ADT poses a significant negative effect on quality of life - to what end? Does it cure cancer? No. Does it make you live significantly longer in the end - depends on each individual's circumstances in my opinion. Couple examples:
Regarding intermittent ADT:
urotoday.com/video-lectures...
"Looking more in-depth at several trials here, this is the RTOG 9910 trial published in the Journal of Clinical Oncology in 2015. This was a phase three randomized trial targeting men with intermediate-risk prostate cancer, which was 1,579 men. And they looked specifically at comparing four months versus nine months of ADT. On the left, you can see disease survival. The Kaplan-Meier curve on the right is an overall survival Kaplan-Meier curve. And essentially there was no difference in the curves when comparing four months versus nine months of ADT. So, this concluded that based on this comparison of length of ADT, there was no difference in disease-specific survival or overall survival."
I'd personally try to minimize ADT to strike a balance between significant effect on long-term outcome and quality of life in the meantime. In general the farther out the studies look, the less of a benefit (if any) long-term versus short-term ADT has. Is the difference between 70% and 62% worth the longer term side effects along the way? A very personal decision.
cancertherapyadvisor.com/ho...
"In the overall cohort, the 10-year biochemical DFS rate was 70.2% with long-term ADT and 62.3% with short-term ADT (hazard ratio [HR], 0.84; 95% CI, 0.50–1.43; P =.52).
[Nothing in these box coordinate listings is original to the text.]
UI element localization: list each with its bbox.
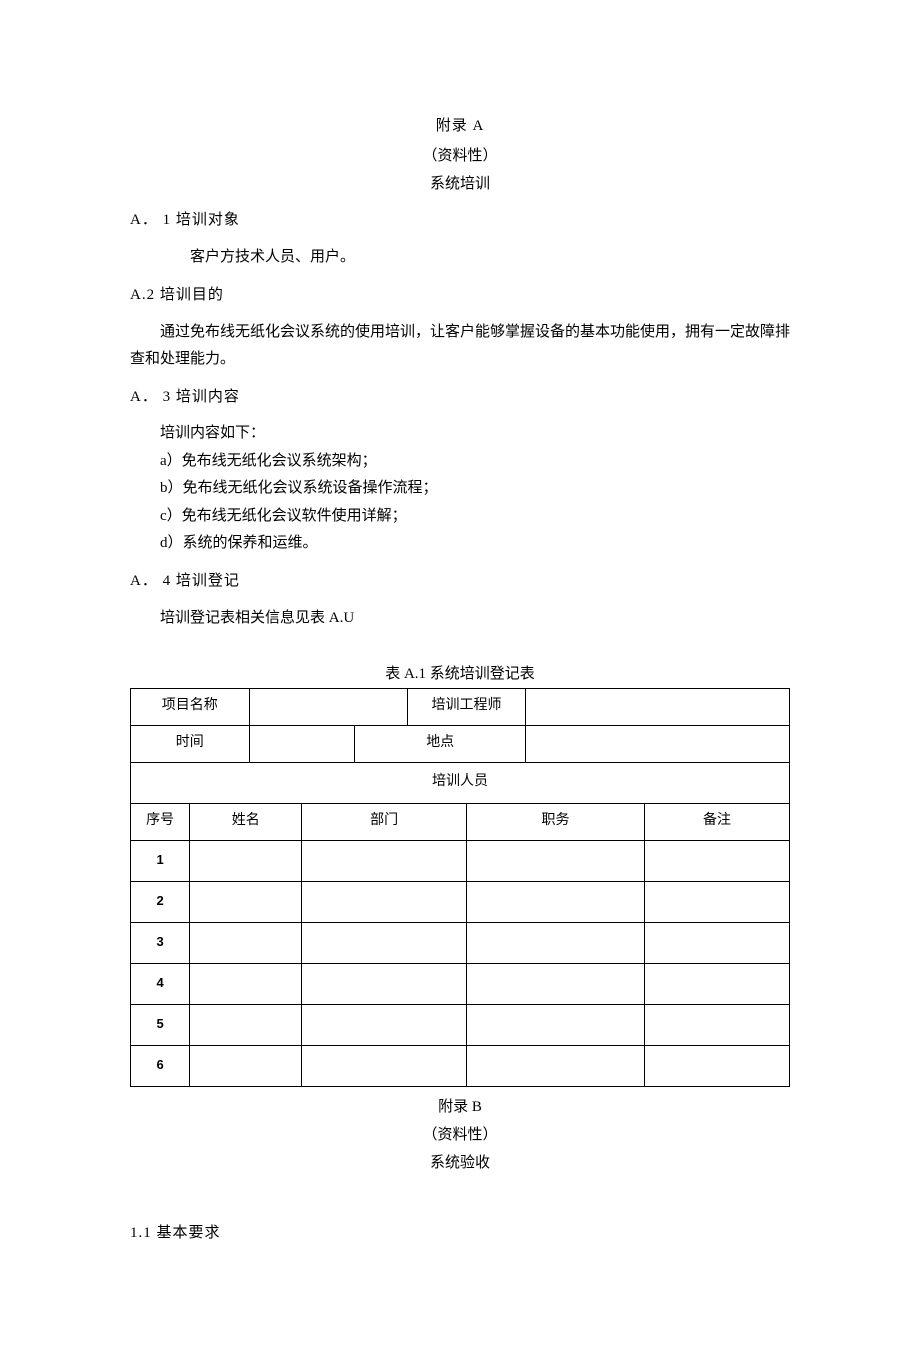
- a2-body: 通过免布线无纸化会议系统的使用培训，让客户能够掌握设备的基本功能使用，拥有一定故…: [130, 319, 790, 373]
- row-no-3: 3: [131, 922, 190, 963]
- row-dept-5: [302, 1004, 467, 1045]
- appendix-a-type: （资料性）: [130, 144, 790, 168]
- appendix-b-subject: 系统验收: [130, 1151, 790, 1175]
- th-no: 序号: [131, 803, 190, 840]
- row-no-5: 5: [131, 1004, 190, 1045]
- b1-heading: 1.1 基本要求: [130, 1221, 790, 1245]
- a4-heading: A． 4 培训登记: [130, 569, 790, 593]
- a3-intro: 培训内容如下：: [160, 421, 790, 447]
- th-role: 职务: [467, 803, 645, 840]
- row-role-6: [467, 1045, 645, 1086]
- a2-heading: A.2 培训目的: [130, 283, 790, 307]
- row-remark-6: [644, 1045, 789, 1086]
- a3-item-a: a）免布线无纸化会议系统架构；: [160, 449, 790, 475]
- row-no-6: 6: [131, 1045, 190, 1086]
- th-trainees: 培训人员: [131, 762, 790, 803]
- row-role-2: [467, 881, 645, 922]
- a1-heading: A． 1 培训对象: [130, 208, 790, 232]
- appendix-a-subject: 系统培训: [130, 172, 790, 196]
- th-name: 姓名: [190, 803, 302, 840]
- row-remark-4: [644, 963, 789, 1004]
- row-dept-2: [302, 881, 467, 922]
- row-dept-6: [302, 1045, 467, 1086]
- th-project: 项目名称: [131, 688, 250, 725]
- row-name-1: [190, 840, 302, 881]
- th-place: 地点: [355, 725, 526, 762]
- a1-body: 客户方技术人员、用户。: [130, 244, 790, 271]
- appendix-b-title: 附录 B: [130, 1095, 790, 1119]
- row-name-6: [190, 1045, 302, 1086]
- row-dept-4: [302, 963, 467, 1004]
- row-no-2: 2: [131, 881, 190, 922]
- row-role-3: [467, 922, 645, 963]
- row-dept-3: [302, 922, 467, 963]
- cell-project-value: [249, 688, 407, 725]
- training-table: 项目名称 培训工程师 时间 地点 培训人员 序号 姓名 部门 职务 备注 1: [130, 688, 790, 1087]
- row-remark-1: [644, 840, 789, 881]
- row-no-1: 1: [131, 840, 190, 881]
- row-no-4: 4: [131, 963, 190, 1004]
- th-time: 时间: [131, 725, 250, 762]
- row-role-5: [467, 1004, 645, 1045]
- th-trainer: 培训工程师: [407, 688, 526, 725]
- row-dept-1: [302, 840, 467, 881]
- a3-item-b: b）免布线无纸化会议系统设备操作流程；: [160, 476, 790, 502]
- row-name-4: [190, 963, 302, 1004]
- row-role-4: [467, 963, 645, 1004]
- a3-item-d: d）系统的保养和运维。: [160, 531, 790, 557]
- appendix-b-type: （资料性）: [130, 1123, 790, 1147]
- row-remark-5: [644, 1004, 789, 1045]
- row-name-3: [190, 922, 302, 963]
- a3-item-c: c）免布线无纸化会议软件使用详解；: [160, 504, 790, 530]
- row-remark-3: [644, 922, 789, 963]
- row-role-1: [467, 840, 645, 881]
- row-name-5: [190, 1004, 302, 1045]
- row-name-2: [190, 881, 302, 922]
- th-remark: 备注: [644, 803, 789, 840]
- a3-heading: A． 3 培训内容: [130, 385, 790, 409]
- cell-place-value: [526, 725, 790, 762]
- cell-time-value: [249, 725, 354, 762]
- appendix-a-title: 附录 A: [130, 114, 790, 138]
- page-container: 附录 A （资料性） 系统培训 A． 1 培训对象 客户方技术人员、用户。 A.…: [0, 0, 920, 1357]
- th-dept: 部门: [302, 803, 467, 840]
- row-remark-2: [644, 881, 789, 922]
- table-caption: 表 A.1 系统培训登记表: [130, 662, 790, 686]
- cell-trainer-value: [526, 688, 790, 725]
- a4-body: 培训登记表相关信息见表 A.U: [130, 605, 790, 632]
For the high-risk patients, the DFS rates were 67.2% and 53.7%, respectively (HR, 0.90; 95% CI, 0.49–1.64; P =.73). For intermediate-risk patients, the DFS rates were 73.5% and 72.6%, respectively (HR, 0.72; 95% CI, 0.26–2.06; P =.54)."
There's something also called TXA2 that is crucial in the metastasis of prostate cancer. It's why some PCa patients take baby aspirin. Guess what ADT does? It raises TXA2. But that's probably getting overly technical and the significance for long-term outcomes I don't believe has been determined.
I think what I'm trying to say is ADT isn't a silver bullet so weigh the negative hit on your quality of life heavily when deciding on how long and/or how often to do it.